Thu. Jun 17th, 2021

Types of Hummingbirds

Hummingbirds are beloved creatures to many because of their beautiful colors and jewel-like appearance. They are welcomed by homeowners and garden caretakers around the world because of their delicate beauty. They are also feisty little creatures, capable of total independence and a curiosity about humans that we find irresistible. They are adored in many places in the world and are revered in old myths as symbols of beauty and hope.

Types of Hummingbirds

Different Types of Hummingbirds

There are around 300 types of hummingbirds spread out throughout the Americas. These birds are among the smallest in the avian family, with some species weighing less than a nickel. Here are seven types of hummingbirds you should get to know.

Bee Hummingbird

Also known as the Helena hummingbird or zunzuncito, the Mellisuga hellenae is the smallest bird in the world. It is found in Cuba, especially in the Isla de la Juventud. The male of the species shows off an iridescent gorget accessorized by long side plumes, a green crown, and a bright magenta throat. Females appear with blue-green feathers with a light gray underside. White spots are often found on the tail feathers, particularly the tips. The female produces two eggs per breeding cycle and they are as big as a coffee bean.

The wings of the bee hummingbird beat about 80 times per second during flight. However, they beat more than twice that rate when they are courting – around 200 times a second. They are so light and tiny that a dime weighs more than a single bird.

Ruby-Throated Hummingbird

The Archilochus colubris is often found in the U.S. during the summer. They often stay in the eastern region where they mate and build nests. This type is named after the colorful male, who sports a bright red gorget, which contrasts with the white throat and breasts. The females of this type are often plain-looking aside from the bright green and pure white coloring.

The ruby-throated hummingbird loves to hang out at nectar feeders, which makes them quite visible in many backyards, particularly those that have plenty of nectar-producing plants.

Rufous Hummingbird

The Selasphorus rufus sports an almost straight bill and short wings. Like most types of hummingbirds, the adult males sport a more attractive color. The rufous’ back and stomach are bright orange, while its throat is an iridescent red. Younger hummingbirds of this type and females sport a green tail with rust-colored patches. In many of these birds, females may have a small patch of orange on their throats. In strong light, rufous hummingbirds are easy to spot – they glow like a flame or a live coal.

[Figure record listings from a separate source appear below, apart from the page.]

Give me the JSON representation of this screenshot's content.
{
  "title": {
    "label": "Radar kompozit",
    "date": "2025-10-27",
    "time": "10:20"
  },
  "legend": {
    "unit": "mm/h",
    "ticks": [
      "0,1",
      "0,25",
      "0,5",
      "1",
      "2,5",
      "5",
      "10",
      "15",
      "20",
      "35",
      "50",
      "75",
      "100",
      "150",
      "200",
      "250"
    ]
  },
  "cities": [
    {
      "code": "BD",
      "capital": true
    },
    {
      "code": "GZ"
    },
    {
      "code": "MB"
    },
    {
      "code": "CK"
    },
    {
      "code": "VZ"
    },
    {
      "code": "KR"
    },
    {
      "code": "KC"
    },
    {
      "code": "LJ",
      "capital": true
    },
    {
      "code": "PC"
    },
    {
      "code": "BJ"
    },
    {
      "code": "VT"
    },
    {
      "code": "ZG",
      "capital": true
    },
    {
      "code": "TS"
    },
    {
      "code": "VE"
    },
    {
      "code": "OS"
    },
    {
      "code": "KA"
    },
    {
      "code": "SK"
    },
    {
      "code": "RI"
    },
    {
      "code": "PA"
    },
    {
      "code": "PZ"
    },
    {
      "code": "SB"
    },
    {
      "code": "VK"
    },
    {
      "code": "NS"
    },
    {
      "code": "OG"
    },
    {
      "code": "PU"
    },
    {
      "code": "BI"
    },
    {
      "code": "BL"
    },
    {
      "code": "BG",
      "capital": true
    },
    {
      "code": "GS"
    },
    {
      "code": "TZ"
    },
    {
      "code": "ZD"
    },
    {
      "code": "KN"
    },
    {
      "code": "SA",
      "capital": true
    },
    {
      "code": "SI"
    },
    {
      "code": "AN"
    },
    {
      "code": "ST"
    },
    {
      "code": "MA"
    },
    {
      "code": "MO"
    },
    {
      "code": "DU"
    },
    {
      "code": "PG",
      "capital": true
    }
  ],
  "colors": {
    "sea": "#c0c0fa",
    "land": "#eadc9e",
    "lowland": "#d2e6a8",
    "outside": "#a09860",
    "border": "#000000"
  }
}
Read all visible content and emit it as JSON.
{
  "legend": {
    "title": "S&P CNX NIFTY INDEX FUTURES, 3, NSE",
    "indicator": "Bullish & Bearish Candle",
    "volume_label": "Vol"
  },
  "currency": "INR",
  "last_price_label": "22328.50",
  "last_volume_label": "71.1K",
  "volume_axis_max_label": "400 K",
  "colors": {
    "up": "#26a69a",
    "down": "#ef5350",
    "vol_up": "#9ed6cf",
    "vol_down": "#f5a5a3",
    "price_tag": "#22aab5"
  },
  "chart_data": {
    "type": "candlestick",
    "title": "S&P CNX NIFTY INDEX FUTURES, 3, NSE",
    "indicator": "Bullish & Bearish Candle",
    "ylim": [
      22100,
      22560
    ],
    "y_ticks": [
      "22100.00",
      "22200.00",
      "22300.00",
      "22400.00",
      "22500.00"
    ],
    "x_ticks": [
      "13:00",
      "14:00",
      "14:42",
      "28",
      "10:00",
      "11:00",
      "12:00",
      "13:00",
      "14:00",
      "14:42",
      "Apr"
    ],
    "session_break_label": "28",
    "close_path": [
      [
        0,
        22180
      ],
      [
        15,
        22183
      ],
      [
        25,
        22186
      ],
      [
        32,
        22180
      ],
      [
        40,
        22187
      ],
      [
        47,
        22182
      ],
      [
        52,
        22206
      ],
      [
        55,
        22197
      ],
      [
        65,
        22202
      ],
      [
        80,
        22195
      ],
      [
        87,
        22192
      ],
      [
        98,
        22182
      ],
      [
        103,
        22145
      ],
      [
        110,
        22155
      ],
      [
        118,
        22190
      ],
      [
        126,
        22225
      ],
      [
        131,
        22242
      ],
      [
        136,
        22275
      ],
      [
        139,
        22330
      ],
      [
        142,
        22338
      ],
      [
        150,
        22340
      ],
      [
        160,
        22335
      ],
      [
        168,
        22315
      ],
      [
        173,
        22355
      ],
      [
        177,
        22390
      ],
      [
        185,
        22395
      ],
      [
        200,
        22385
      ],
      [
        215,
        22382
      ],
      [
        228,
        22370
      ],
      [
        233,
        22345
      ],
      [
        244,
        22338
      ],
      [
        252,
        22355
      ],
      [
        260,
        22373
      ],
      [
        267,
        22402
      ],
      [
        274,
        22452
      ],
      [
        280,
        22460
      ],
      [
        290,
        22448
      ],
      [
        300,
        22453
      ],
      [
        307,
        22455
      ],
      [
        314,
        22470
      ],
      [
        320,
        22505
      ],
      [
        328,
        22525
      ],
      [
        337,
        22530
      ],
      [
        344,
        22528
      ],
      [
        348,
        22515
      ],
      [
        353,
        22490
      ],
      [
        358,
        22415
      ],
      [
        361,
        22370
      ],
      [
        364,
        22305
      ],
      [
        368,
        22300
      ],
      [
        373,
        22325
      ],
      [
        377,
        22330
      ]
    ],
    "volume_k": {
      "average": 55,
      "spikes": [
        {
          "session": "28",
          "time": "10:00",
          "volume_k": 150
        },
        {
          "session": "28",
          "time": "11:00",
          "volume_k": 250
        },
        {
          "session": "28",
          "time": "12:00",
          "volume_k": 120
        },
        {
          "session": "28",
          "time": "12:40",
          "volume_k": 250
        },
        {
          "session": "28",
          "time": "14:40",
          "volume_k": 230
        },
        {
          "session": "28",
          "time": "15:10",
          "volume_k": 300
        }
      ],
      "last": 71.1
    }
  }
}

This tiny powerhouse is fast like most hummingbirds and capable of maneuvering accurately. They are brave little defenders of their territory, chasing away even other hummingbirds. Aside from nectar, they also enjoy insects in their diet.

Allen’s Hummingbird

Allen’s hummingbird sports one of the prettiest color combinations in Nature – copper and green. Males show off their brilliant red-orange throats, especially when they are trying to attract the attention of the female. The female also sports the lovely colors but does so in a more washed fashion. The metallic green color appears in patches on her head and back, while the pale copper covers her flanks. These birds often show up in early spring, particularly in the West Coast. They spend the winter months in Mexico, although some hummers may prefer to stick around in southern California all year.

Costa’s Hummingbird

The Calypte costae is one of the most attention-getting hummingbirds around. The male of this type has a bright pink or purple crown and gorget. The purple/pink explodes along the sides of the bird’s throat, making it appear regal. The female’s color does not have the iridescent quality of the male. She has a white underbody and greenish upperparts.

osta’s hummingbirds like hot, open areas, hence they are often found in regions that enjoy desert climates. They can be seen in the Mojave and Sonoran Deserts in February until May. They are quite rare in the cities and may visit coastal California in small numbers. They are quite shy and prefer feeders that are placed apart from other feeders where bigger birds hang out.

Broad-Tailed Hummingbird

The Selasphorus platycercus is the gem of elevated mountain meadows. Males have stunning magenta-colored throats that females lack. The females do make up for it by the metallic green spots on their backs, throats, cheeks, and wings. When these birds fly, they produce a distinctive zinging sound instead of the humming that other types make.

Because they prefer to live in elevated areas, broad-tailed hummingbirds have to survive in lower mountain temperatures. At night when the birds sleep, their heart rate slows down in a state of torpor. In the morning when the sun warms them again, their heart rate simply increases.

Black-Chinned Hummingbirds

The Archilochus alexandri is commonly seen in the west. The males have a dark gorget and white collar, contrasted dramatically by an iridescent purple splash of color. Females, on the other hand, have a lovely combination of white underparts and green upper bodies. Some females may show pale streaking along their throat. One of their distinguishing characteristics is their long bills. They are found in many places and capable of surviving in different conditions. In winter, they fly off to the Gulf Coast.

The black-chinned hummingbird picks a favorite perch, such as a tree branch when they want to stay to check things out. They feed quickly and happily among flowers and areas where insects are found.